Spaulding and Packel, JJ., join in this concurring opinion.

 The Act of June 16, 1886, P. L. 784, §12, 17 P.S. §251 provides in part: “The courts of the common pleas shall have jurisdiction within their respective counties to hear and determine all pleas, actions and suits, and causes, civil, personal, real and mixed, according to the Constitution and laws of this Commonwealth.”

 Pa. R. O. P. 1009(c) provides: “When an action is commenced against an individual in a county in which the cause of action arose or where a transaction or occurrence took place out of which the cause of action arose or in any other county authorized by law, or is brought against two or more defendants under Rule 1006(c), the plaintiff shall have the right of service in any other county by having the sheriff of the county in which the action was commenced deputize the sheriff of the other county where service may be had.” See also, 12 P.S. §291; and, similar provisions involving motor vehicle cases at 75 P.S. §1303. Generally cf. Pa. R. C. P. 1043.
The 1969 amendments to Rules 1009(e) and 1043, which permit deputized service to any county “authorized by law”, do not broaden personam jurisdiction in the absence of a specific legislative enactment. Provision is made for extracounty service in actions for an accident or injury occurring on real estate (12 P.S. §106) ; actions for breach of covenants of warranty (12 P.S. §301) ; and, actions against nonresidents doing business in Pennsylvania (Rule 2079).
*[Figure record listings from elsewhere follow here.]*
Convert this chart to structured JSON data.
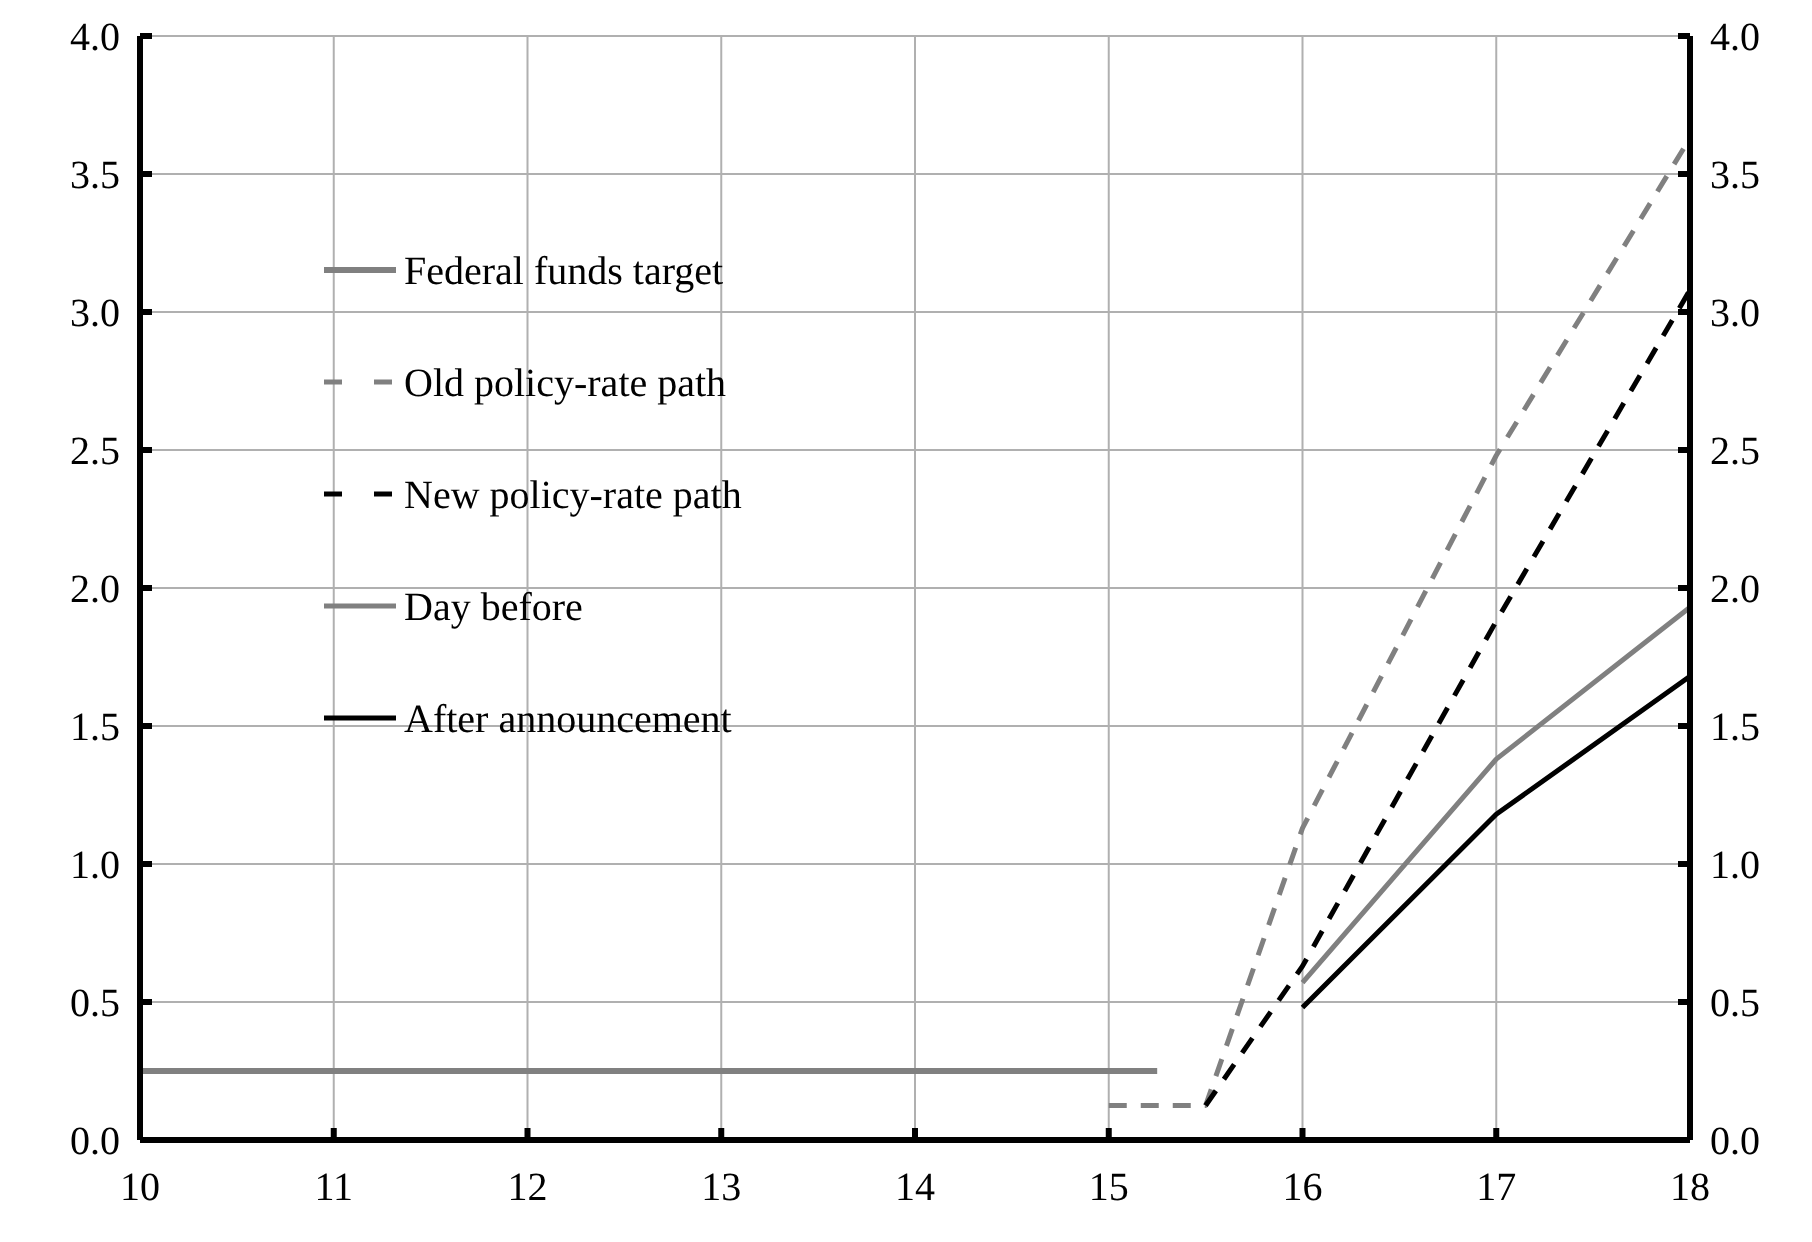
{
  "chart_data": {
    "type": "line",
    "xlim": [
      10,
      18
    ],
    "xticks": [
      10,
      11,
      12,
      13,
      14,
      15,
      16,
      17,
      18
    ],
    "ylim": [
      0,
      4
    ],
    "yticks": [
      {
        "value": 0,
        "label": "0.0"
      },
      {
        "value": 0.5,
        "label": "0.5"
      },
      {
        "value": 1,
        "label": "1.0"
      },
      {
        "value": 1.5,
        "label": "1.5"
      },
      {
        "value": 2,
        "label": "2.0"
      },
      {
        "value": 2.5,
        "label": "2.5"
      },
      {
        "value": 3,
        "label": "3.0"
      },
      {
        "value": 3.5,
        "label": "3.5"
      },
      {
        "value": 4,
        "label": "4.0"
      }
    ],
    "y2lim": [
      0,
      4
    ],
    "y2ticks": [
      {
        "value": 0,
        "label": "0.0"
      },
      {
        "value": 0.5,
        "label": "0.5"
      },
      {
        "value": 1,
        "label": "1.0"
      },
      {
        "value": 1.5,
        "label": "1.5"
      },
      {
        "value": 2,
        "label": "2.0"
      },
      {
        "value": 2.5,
        "label": "2.5"
      },
      {
        "value": 3,
        "label": "3.0"
      },
      {
        "value": 3.5,
        "label": "3.5"
      },
      {
        "value": 4,
        "label": "4.0"
      }
    ],
    "grid": true,
    "legend": "top left",
    "series": [
      {
        "name": "Federal funds target",
        "color": "#808080",
        "line_style": "solid",
        "x": [
          10,
          15.25
        ],
        "values": [
          0.25,
          0.25
        ]
      },
      {
        "name": "Old policy-rate path",
        "color": "#808080",
        "line_style": "dashed",
        "x": [
          15,
          15.5,
          16,
          17,
          18
        ],
        "values": [
          0.125,
          0.125,
          1.13,
          2.48,
          3.63
        ]
      },
      {
        "name": "New policy-rate path",
        "color": "#000000",
        "line_style": "dashed",
        "x": [
          15.5,
          16,
          17,
          18
        ],
        "values": [
          0.125,
          0.63,
          1.88,
          3.08
        ]
      },
      {
        "name": "Day before",
        "color": "#808080",
        "line_style": "solid",
        "x": [
          16,
          17,
          18
        ],
        "values": [
          0.57,
          1.38,
          1.93
        ]
      },
      {
        "name": "After announcement",
        "color": "#000000",
        "line_style": "solid",
        "x": [
          16,
          17,
          18
        ],
        "values": [
          0.48,
          1.18,
          1.68
        ]
      }
    ]
  }
}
 Appellees argue that even if service was improperly made, appellants have waived any jurisdictional defenses by (1) entering an appearance, and (2) failing to make timely preliminary objections after the writ of summons was served upon them. These arguments clearly cannot be sustained. Pennsylvania Rule of Civil Procedure 1012 provides that “[a] party may enter a written appearance which shall state an address within the Commonwealth *576at which papers may be served. Such appearance shall not constitute a waiver of the right to raise any defense including questions of jurisdiction or venue.” As to appellees’ contention that appellants failed to make timely preliminary objection, it would have been improper for appellants to have filed preliminary objections after the writ was served, since such objections were intended to be a response to a prior pleading. C. E. Williams Co. v. H. B. Pancoast Co., 412 Pa. 166, 194 A. 2d 189 (1963) ; Monaco v. Montgomery Cab Co., 417 Pa. 135, 208 A. 2d 252 (1965).
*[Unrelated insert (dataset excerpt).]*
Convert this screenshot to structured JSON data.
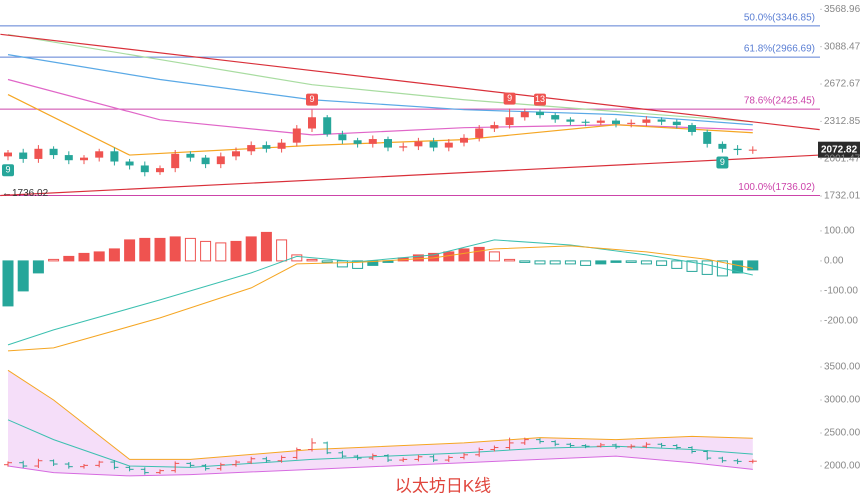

 Pennsylvania Rule of Civil Procedure 1017(b)(1).

 Buie 1042 of tlie Pennsylvania Buies of Civil Procedure provides: “[An action in trespass] may be brought in a county in which an action in assumpsit may be brought [in a county in which the defendant may be served or in which the cause of action arose] or in any other county authorized by law.”
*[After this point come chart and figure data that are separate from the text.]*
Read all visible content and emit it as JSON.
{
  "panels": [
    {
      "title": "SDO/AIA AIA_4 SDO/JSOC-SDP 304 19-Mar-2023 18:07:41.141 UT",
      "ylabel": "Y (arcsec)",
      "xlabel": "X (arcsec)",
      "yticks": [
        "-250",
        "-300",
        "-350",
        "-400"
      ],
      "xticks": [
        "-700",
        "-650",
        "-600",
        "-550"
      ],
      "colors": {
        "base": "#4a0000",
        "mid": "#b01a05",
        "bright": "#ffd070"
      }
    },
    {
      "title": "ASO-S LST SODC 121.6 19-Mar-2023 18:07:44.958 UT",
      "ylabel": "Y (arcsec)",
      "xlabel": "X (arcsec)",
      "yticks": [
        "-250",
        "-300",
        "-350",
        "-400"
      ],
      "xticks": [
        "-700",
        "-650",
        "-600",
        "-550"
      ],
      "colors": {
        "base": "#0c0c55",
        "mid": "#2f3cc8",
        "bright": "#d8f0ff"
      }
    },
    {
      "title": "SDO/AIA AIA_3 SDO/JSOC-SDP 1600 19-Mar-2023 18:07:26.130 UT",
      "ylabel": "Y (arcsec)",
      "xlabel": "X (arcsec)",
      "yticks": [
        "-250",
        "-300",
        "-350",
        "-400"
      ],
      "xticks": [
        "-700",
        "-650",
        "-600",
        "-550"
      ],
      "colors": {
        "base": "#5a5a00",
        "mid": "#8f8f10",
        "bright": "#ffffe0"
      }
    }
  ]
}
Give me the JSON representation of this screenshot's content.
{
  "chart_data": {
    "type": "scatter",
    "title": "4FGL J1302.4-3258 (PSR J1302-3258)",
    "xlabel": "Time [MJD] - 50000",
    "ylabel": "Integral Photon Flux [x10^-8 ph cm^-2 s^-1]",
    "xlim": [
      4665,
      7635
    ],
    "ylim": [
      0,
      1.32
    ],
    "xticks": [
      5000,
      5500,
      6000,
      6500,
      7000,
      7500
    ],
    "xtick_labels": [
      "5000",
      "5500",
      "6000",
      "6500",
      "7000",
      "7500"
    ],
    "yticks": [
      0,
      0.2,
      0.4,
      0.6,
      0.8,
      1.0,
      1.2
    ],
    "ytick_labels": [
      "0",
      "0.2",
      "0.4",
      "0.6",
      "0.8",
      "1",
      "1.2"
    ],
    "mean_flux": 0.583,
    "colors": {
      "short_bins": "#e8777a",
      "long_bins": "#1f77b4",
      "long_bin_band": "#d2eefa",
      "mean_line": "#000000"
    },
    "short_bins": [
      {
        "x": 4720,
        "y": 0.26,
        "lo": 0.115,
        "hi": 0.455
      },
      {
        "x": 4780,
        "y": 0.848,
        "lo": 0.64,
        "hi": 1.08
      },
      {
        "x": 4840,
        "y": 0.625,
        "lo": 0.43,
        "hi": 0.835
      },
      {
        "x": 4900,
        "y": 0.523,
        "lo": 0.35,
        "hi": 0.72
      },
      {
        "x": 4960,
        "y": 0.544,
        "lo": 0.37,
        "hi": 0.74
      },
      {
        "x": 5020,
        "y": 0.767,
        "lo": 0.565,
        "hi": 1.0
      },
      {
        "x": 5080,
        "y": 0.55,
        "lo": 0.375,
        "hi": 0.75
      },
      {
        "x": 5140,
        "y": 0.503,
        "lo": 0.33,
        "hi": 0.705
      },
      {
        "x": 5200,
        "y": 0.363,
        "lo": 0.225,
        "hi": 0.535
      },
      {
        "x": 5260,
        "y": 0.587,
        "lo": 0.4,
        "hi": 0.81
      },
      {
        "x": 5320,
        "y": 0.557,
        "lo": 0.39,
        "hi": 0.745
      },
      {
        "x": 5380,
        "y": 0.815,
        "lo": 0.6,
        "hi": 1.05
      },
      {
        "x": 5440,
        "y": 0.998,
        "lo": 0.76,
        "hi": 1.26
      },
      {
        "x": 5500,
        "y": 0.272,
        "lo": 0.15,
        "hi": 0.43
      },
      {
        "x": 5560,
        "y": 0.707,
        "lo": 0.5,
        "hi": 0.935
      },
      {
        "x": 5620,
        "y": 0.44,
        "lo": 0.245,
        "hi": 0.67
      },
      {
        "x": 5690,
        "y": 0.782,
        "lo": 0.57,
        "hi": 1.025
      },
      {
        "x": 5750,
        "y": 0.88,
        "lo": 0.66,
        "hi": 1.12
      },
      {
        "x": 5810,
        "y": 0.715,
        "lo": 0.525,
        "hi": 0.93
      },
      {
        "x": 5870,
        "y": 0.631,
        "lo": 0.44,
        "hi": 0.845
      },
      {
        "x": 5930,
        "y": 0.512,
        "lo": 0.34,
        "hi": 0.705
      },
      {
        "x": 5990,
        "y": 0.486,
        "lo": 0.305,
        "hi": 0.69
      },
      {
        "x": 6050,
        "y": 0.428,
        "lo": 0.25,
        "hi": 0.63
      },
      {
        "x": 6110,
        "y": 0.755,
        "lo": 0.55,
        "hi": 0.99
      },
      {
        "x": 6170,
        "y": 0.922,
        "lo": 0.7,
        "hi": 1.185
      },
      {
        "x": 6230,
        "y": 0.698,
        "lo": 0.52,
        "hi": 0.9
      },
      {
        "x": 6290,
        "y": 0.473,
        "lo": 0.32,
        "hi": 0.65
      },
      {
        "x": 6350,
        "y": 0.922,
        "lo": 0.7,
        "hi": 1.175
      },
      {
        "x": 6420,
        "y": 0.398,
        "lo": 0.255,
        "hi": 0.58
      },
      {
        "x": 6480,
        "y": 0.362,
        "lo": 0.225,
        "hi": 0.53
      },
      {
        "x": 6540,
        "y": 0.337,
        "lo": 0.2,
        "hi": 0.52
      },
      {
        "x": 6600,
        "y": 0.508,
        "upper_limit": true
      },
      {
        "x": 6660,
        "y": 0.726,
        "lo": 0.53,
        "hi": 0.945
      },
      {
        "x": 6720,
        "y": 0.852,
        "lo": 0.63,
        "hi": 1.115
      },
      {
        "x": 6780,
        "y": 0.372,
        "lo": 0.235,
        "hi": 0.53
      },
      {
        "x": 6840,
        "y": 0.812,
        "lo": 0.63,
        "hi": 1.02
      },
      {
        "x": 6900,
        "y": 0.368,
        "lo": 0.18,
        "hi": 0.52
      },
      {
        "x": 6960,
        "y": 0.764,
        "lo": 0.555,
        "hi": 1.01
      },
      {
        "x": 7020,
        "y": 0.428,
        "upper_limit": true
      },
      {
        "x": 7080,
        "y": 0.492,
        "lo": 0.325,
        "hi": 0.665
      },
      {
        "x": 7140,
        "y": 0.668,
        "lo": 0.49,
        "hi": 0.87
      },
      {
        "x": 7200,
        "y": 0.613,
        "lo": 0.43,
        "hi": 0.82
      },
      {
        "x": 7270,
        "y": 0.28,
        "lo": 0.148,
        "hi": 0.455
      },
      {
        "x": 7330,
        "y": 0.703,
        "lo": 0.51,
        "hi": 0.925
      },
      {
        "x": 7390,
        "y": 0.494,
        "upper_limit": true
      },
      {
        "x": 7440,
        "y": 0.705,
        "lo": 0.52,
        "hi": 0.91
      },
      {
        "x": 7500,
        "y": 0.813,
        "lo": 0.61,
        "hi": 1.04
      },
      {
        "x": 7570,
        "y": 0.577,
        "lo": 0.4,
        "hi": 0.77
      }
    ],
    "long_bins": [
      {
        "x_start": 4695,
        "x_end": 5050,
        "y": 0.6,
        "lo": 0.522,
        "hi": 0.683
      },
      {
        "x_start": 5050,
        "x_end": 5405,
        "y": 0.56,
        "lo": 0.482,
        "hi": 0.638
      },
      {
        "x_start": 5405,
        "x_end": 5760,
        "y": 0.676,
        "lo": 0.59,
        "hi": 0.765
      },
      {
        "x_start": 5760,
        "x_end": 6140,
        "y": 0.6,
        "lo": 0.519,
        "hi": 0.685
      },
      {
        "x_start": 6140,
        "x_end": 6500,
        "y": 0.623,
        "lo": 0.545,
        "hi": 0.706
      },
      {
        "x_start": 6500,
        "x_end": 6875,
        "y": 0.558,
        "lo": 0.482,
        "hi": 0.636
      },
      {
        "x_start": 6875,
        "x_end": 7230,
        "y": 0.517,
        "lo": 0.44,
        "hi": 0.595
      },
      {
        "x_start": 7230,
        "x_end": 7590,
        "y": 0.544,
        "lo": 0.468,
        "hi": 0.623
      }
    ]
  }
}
 In Standard Oil Co. v. Munday, 150 Pa. Superior Ct 499, 501, 28 A. 2d 813 (1942), our Court said that “[statutes regarding venue — and the Rules of Civil Procedure have the effect of statutory enactment (Act of June 21, 1937, P. L. 1982) — deal only with the jurisdiction over the person.” The Court went on to distinguish venue statutes dealing with jurisdiction of the person from statutes dealing with subject matter jurisdiction, which the Rules could not enlarge or abridge in any way.